Heute müsse die Entwicklungshilfe über neue Interdepenzen verstanden werden. Nach Unmüßig sind das die Begrenzung des Temperaturanstiegs auf maximal 2 Grad Celsius, die Eindämmung des Ressourcenverbrauchs, die Armutsbekämpfung, die Vermeidung von Konflikten und Kriegen, die Erreichung der Millenniumsziele, die Ernährungs- und Wasserpolitik. Vergleichbar mit dem Intergovernmental Panel on Climate Change“ könne ein „International Panel on Systemic Risks in the Global Economy“ die Kohärenz des wirtschaftlichen Tuns mit Hilfe des 2003 erschienenden Commitment to Development Index4) (CDI), der um Umweltaspekte erweitert werden müsste.
Die Sünden der Kohärenz stünden fest.
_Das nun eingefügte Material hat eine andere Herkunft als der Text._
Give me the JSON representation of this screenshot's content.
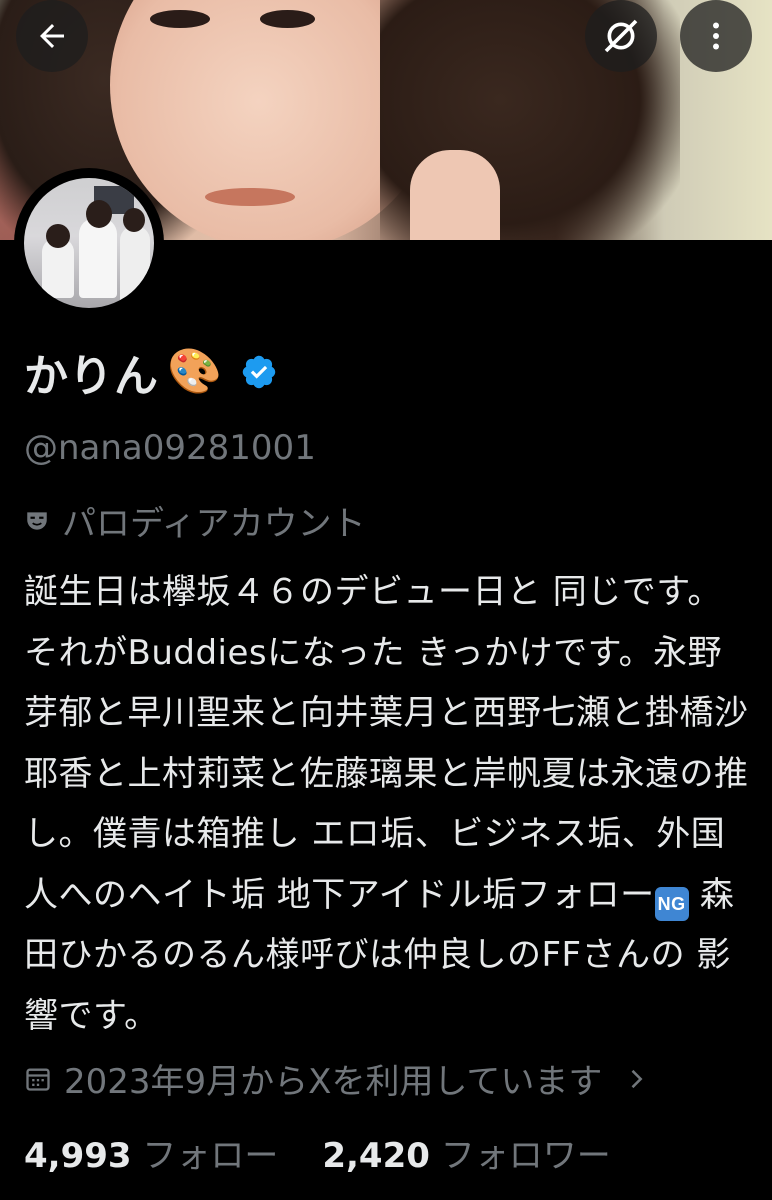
{
  "profile": {
    "display_name": "かりん",
    "name_emoji": "🎨",
    "verified_icon": "verified-badge-icon",
    "handle": "@nana09281001",
    "parody_label": "パロディアカウント",
    "bio_parts": {
      "before_ng": "誕生日は欅坂４６のデビュー日と 同じです。それがBuddiesになった きっかけです。永野芽郁と早川聖来と向井葉月と西野七瀬と掛橋沙耶香と上村莉菜と佐藤璃果と岸帆夏は永遠の推し。僕青は箱推し エロ垢、ビジネス垢、外国人へのヘイト垢 地下アイドル垢フォロー",
      "ng_badge": "NG",
      "after_ng": " 森田ひかるのるん様呼びは仲良しのFFさんの 影響です。"
    },
    "joined_text": "2023年9月からXを利用しています",
    "following_count": "4,993",
    "following_label": "フォロー",
    "followers_count": "2,420",
    "followers_label": "フォロワー"
  },
  "colors": {
    "background": "#000000",
    "text_primary": "#e7e9ea",
    "text_secondary": "#71767b",
    "verified_blue": "#1d9bf0"
  },
  "icons": {
    "back": "back-arrow-icon",
    "grok": "grok-icon",
    "more": "more-vertical-icon",
    "parody": "theater-mask-icon",
    "calendar": "calendar-icon",
    "chevron": "chevron-right-icon"
  }
}
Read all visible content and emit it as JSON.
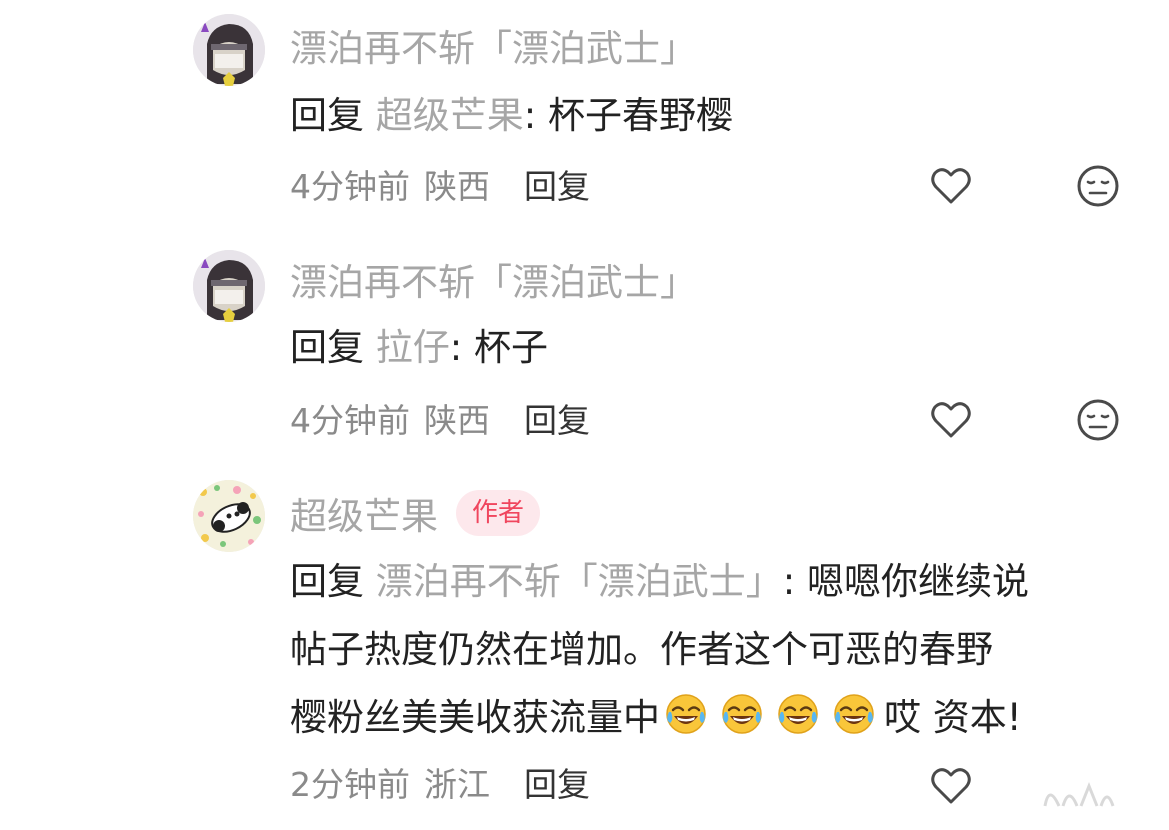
{
  "comments": [
    {
      "author": "漂泊再不斩「漂泊武士」",
      "badge": "",
      "reply_word": "回复",
      "reply_target": "超级芒果",
      "separator": ": ",
      "text": "杯子春野樱",
      "time": "4分钟前",
      "location": "陕西",
      "reply_label": "回复",
      "avatar": "masked-ninja-avatar"
    },
    {
      "author": "漂泊再不斩「漂泊武士」",
      "badge": "",
      "reply_word": "回复",
      "reply_target": "拉仔",
      "separator": ": ",
      "text": "杯子",
      "time": "4分钟前",
      "location": "陕西",
      "reply_label": "回复",
      "avatar": "masked-ninja-avatar"
    },
    {
      "author": "超级芒果",
      "badge": "作者",
      "reply_word": "回复",
      "reply_target": "漂泊再不斩「漂泊武士」",
      "separator": ": ",
      "text_line1": "嗯嗯你继续说",
      "text_line2": "帖子热度仍然在增加。作者这个可恶的春野",
      "text_line3_a": "樱粉丝美美收获流量中",
      "emoji": "face-with-tears-of-joy",
      "emoji_count": 4,
      "text_line3_b": "哎 资本!",
      "time": "2分钟前",
      "location": "浙江",
      "reply_label": "回复",
      "avatar": "floral-panda-avatar"
    }
  ],
  "icons": {
    "like": "heart-outline-icon",
    "dislike": "neutral-face-icon"
  },
  "colors": {
    "author": "#a6a6a6",
    "body": "#222222",
    "meta": "#8a8a8a",
    "badge_bg": "#fde8ec",
    "badge_text": "#f0465e"
  }
}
So unterminiere die Exportsubvention die Bekämpfung von Hunger und Armut, die europäische Fischereipolitik widerspreche den partnerschaftlichen Fischereiabkommen und benachteilige die kleinen Fischer oder die Außenwirtschaftsförderung stehe vornehmlich in nationalem Interesse.
So fragte Lili Fuhr, Referentin für Internationale Umweltpolitik in der Böll-Stiftung, ob das neue „Aid on delivery“ – Konzept sich nicht auch in der neuen Rohstoffstrategie der Bundesregierung widerspiegele - Hilfe bekomme nur, der Deutschland auch mit Rohstoffen versorge?
Für Friedrich Kitschelt ist die Sicherung der Rohstoffversorgung durchaus legitim, will an dem Beispiel aber auch verdeutlichen, dass es dabei um die Schaffung von Wertschöpfungsketten in den jeweiligen Ländern geht. Rohstoffsouveränität.
Lösung aus der Betrachtungsfalle bieten die Vorschläge von Barbara Unmüßig, die auf die Zersplitterung der Geberländer hinwies. Die EU müsse sich nicht 27 Entwicklungshilfeorganisationen in ihren Mitgliedssaaten leisten, sondern könnte die Aufgaben europäisch einheitlich bündeln. Grundlagen seinen in dem Konzept „Öffentliche Entwicklungshilfe-plus“ bereits vorhanden, in dem der Entwicklungsausschuss im Mai 20105) ein Konzept für die Politikkohärenz vorgestellt hat.
Bis dahin ist aber noch ein weiter Weg. Zunächst sollten die verschiedenen Ressorts in Deutschland überprüft werden. Im Rahmen der klassischen Entwicklungsarbeit sind längst verschiedene Ministerien beteiligt, die aber nicht alle an einem Strang ziehen. Eine neue Option wäre ein „Ministerium für Globale Aufgaben“, das die Kompetenzen des BMZ, die Kooperation zu den Bereichen Umwelt, Klima und Energie sowie zu Forschung, Wissenschaft und Innovation mit nicht-OECD-Ländern unter einem Dach zusammenführt.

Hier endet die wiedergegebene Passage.